Typische Einsatzorte in Sanitär- und Warmwassersystemen
Eingesetzt werden solche Systeme vor allem in Trinkwasserinstallationen, Warmwasserbereitungen und verfahrenstechnischen Teilbereichen, in denen Kalkansatz den Betrieb beeinträchtigen kann. Relevant sind Anwendungen mit erwärmtem Wasser, weil sich Ablagerungen dort meist schneller bilden als in Kaltwasserleitungen. Typische Einbauorte liegen im Bereich der Hauswasserverteilung oder vor Anlagenteilen, die auf verkalkungsbedingte Leistungsabnahmen empfindlich reagieren.
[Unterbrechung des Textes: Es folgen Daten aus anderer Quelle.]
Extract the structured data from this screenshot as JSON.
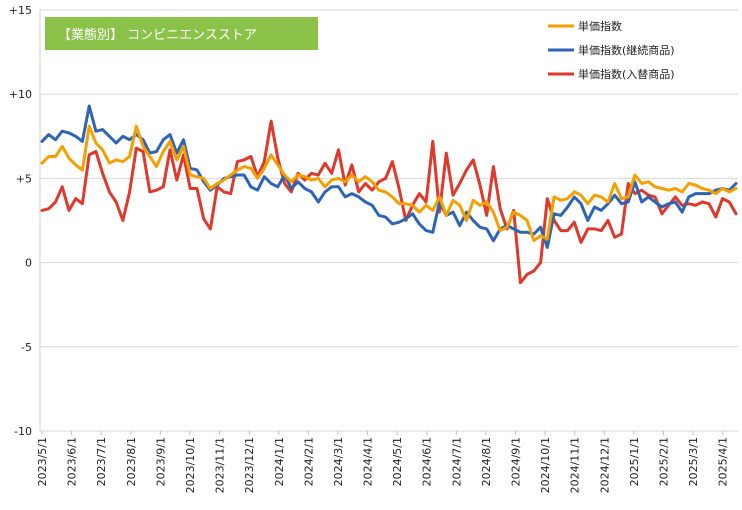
{
  "chart_data": {
    "type": "line",
    "title": "【業態別】 コンビニエンスストア",
    "title_bg_color": "#8bc34a",
    "ylim": [
      -10,
      15
    ],
    "yticks": [
      {
        "value": 15,
        "label": "+15"
      },
      {
        "value": 10,
        "label": "+10"
      },
      {
        "value": 5,
        "label": "+5"
      },
      {
        "value": 0,
        "label": "0"
      },
      {
        "value": -5,
        "label": "-5"
      },
      {
        "value": -10,
        "label": "-10"
      }
    ],
    "grid": "horizontal",
    "legend_position": "top-right",
    "xticks": [
      "2023/5/1",
      "2023/6/1",
      "2023/7/1",
      "2023/8/1",
      "2023/9/1",
      "2023/10/1",
      "2023/11/1",
      "2023/12/1",
      "2024/1/1",
      "2024/2/1",
      "2024/3/1",
      "2024/4/1",
      "2024/5/1",
      "2024/6/1",
      "2024/7/1",
      "2024/8/1",
      "2024/9/1",
      "2024/10/1",
      "2024/11/1",
      "2024/12/1",
      "2025/1/1",
      "2025/2/1",
      "2025/3/1",
      "2025/4/1"
    ],
    "series": [
      {
        "name": "単価指数",
        "color": "#f5a000",
        "values": [
          5.9,
          6.3,
          6.3,
          6.9,
          6.2,
          5.8,
          5.5,
          8.1,
          7.1,
          6.7,
          5.9,
          6.1,
          6.0,
          6.3,
          8.1,
          6.9,
          6.3,
          5.7,
          6.6,
          7.2,
          6.1,
          6.9,
          5.2,
          5.1,
          5.0,
          4.4,
          4.7,
          4.9,
          5.2,
          5.5,
          5.7,
          5.6,
          5.0,
          5.6,
          6.4,
          5.8,
          5.2,
          4.8,
          5.2,
          5.1,
          4.9,
          5.0,
          4.5,
          4.9,
          5.0,
          4.8,
          5.2,
          4.8,
          5.1,
          4.8,
          4.3,
          4.2,
          3.9,
          3.5,
          3.5,
          3.4,
          3.0,
          3.4,
          3.1,
          3.9,
          2.8,
          3.7,
          3.4,
          2.5,
          3.7,
          3.4,
          3.6,
          3.0,
          1.9,
          2.1,
          3.0,
          2.8,
          2.5,
          1.3,
          1.6,
          1.4,
          3.9,
          3.7,
          3.8,
          4.2,
          4.0,
          3.5,
          4.0,
          3.9,
          3.6,
          4.7,
          3.8,
          3.9,
          5.2,
          4.7,
          4.8,
          4.5,
          4.4,
          4.3,
          4.4,
          4.2,
          4.7,
          4.6,
          4.4,
          4.3,
          4.1,
          4.4,
          4.2,
          4.4
        ]
      },
      {
        "name": "単価指数(継続商品)",
        "color": "#2e64b5",
        "values": [
          7.2,
          7.6,
          7.3,
          7.8,
          7.7,
          7.5,
          7.2,
          9.3,
          7.8,
          7.9,
          7.5,
          7.1,
          7.5,
          7.3,
          7.6,
          7.3,
          6.5,
          6.6,
          7.3,
          7.6,
          6.5,
          7.3,
          5.6,
          5.5,
          4.8,
          4.3,
          4.6,
          5.0,
          5.1,
          5.2,
          5.2,
          4.5,
          4.3,
          5.1,
          4.7,
          4.5,
          5.2,
          4.4,
          4.8,
          4.4,
          4.2,
          3.6,
          4.2,
          4.5,
          4.5,
          3.9,
          4.1,
          3.9,
          3.6,
          3.4,
          2.8,
          2.7,
          2.3,
          2.4,
          2.6,
          2.9,
          2.3,
          1.9,
          1.8,
          3.6,
          2.8,
          3.0,
          2.2,
          3.0,
          2.5,
          2.1,
          2.0,
          1.3,
          2.0,
          2.2,
          2.0,
          1.8,
          1.8,
          1.7,
          2.1,
          0.9,
          2.9,
          2.8,
          3.3,
          3.9,
          3.5,
          2.5,
          3.3,
          3.1,
          3.5,
          4.0,
          3.5,
          3.6,
          4.8,
          3.6,
          3.9,
          3.6,
          3.3,
          3.5,
          3.6,
          3.0,
          3.9,
          4.1,
          4.1,
          4.1,
          4.3,
          4.4,
          4.3,
          4.7
        ]
      },
      {
        "name": "単価指数(入替商品)",
        "color": "#e0382b",
        "values": [
          3.1,
          3.2,
          3.6,
          4.5,
          3.1,
          3.8,
          3.5,
          6.4,
          6.6,
          5.3,
          4.2,
          3.6,
          2.5,
          4.2,
          6.8,
          6.6,
          4.2,
          4.3,
          4.5,
          6.7,
          4.9,
          6.4,
          4.4,
          4.4,
          2.6,
          2.0,
          4.5,
          4.2,
          4.1,
          6.0,
          6.1,
          6.3,
          5.1,
          6.0,
          8.4,
          6.2,
          4.7,
          4.2,
          5.3,
          4.9,
          5.3,
          5.2,
          5.9,
          5.3,
          6.7,
          4.6,
          5.8,
          4.2,
          4.7,
          4.3,
          4.8,
          5.0,
          6.0,
          4.4,
          2.5,
          3.4,
          4.1,
          3.6,
          7.2,
          3.0,
          6.5,
          4.0,
          4.7,
          5.5,
          6.1,
          4.6,
          2.8,
          5.7,
          3.2,
          2.0,
          3.1,
          -1.2,
          -0.7,
          -0.5,
          0.0,
          3.8,
          2.5,
          1.9,
          1.9,
          2.4,
          1.2,
          2.0,
          2.0,
          1.9,
          2.5,
          1.5,
          1.7,
          4.7,
          4.1,
          4.3,
          4.0,
          3.9,
          2.9,
          3.4,
          3.9,
          3.4,
          3.5,
          3.4,
          3.6,
          3.5,
          2.7,
          3.8,
          3.6,
          2.9
        ]
      }
    ]
  }
}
Auslegung, Einbau und technische Grenzen
Die konkrete Geräteausführung unterscheidet sich je nach Systemkonzept, etwa bei Montageart, Steuerung und elektrischer Signalgebung. Für die Planung sind unter anderem Wasserhärte, Verbrauchsprofil, Temperaturbereiche, Rohrnetz und die zu schützenden Verbraucher relevant. Elektrodynamische Verfahren ersetzen nicht jede Form der Wasserbehandlung: Bestehende Kalkschichten werden damit in der Regel nicht gezielt entfernt, und die Eignung ist vom jeweiligen Einsatzfall abhängig.
Abgrenzung zu elektrochemischen, elektrophysikalischen und physikalischen Verfahren
Innerhalb der Wasseraufbereitung gehört die elektrodynamische Entkalkung zur übergeordneten Gruppe der Entkalkungsverfahren, unterscheidet sich aber in ihrem Wirkansatz von verwandten Methoden. Gegenüber elektrochemischen Verfahren steht nicht die gezielte chemische Reaktion im Wasser im Vordergrund. Der Begriff elektrophysikalisch wird häufig breiter verwendet; elektrodynamische Systeme sind davon als spezifischer Ansatz mit elektrischen Impulsen oder Feldern abzugrenzen. Von allgemein als physikalisch bezeichneten Verfahren unterscheidet sich die elektrodynamische Entkalkung durch den ausdrücklich elektrischen Wirkmechanismus.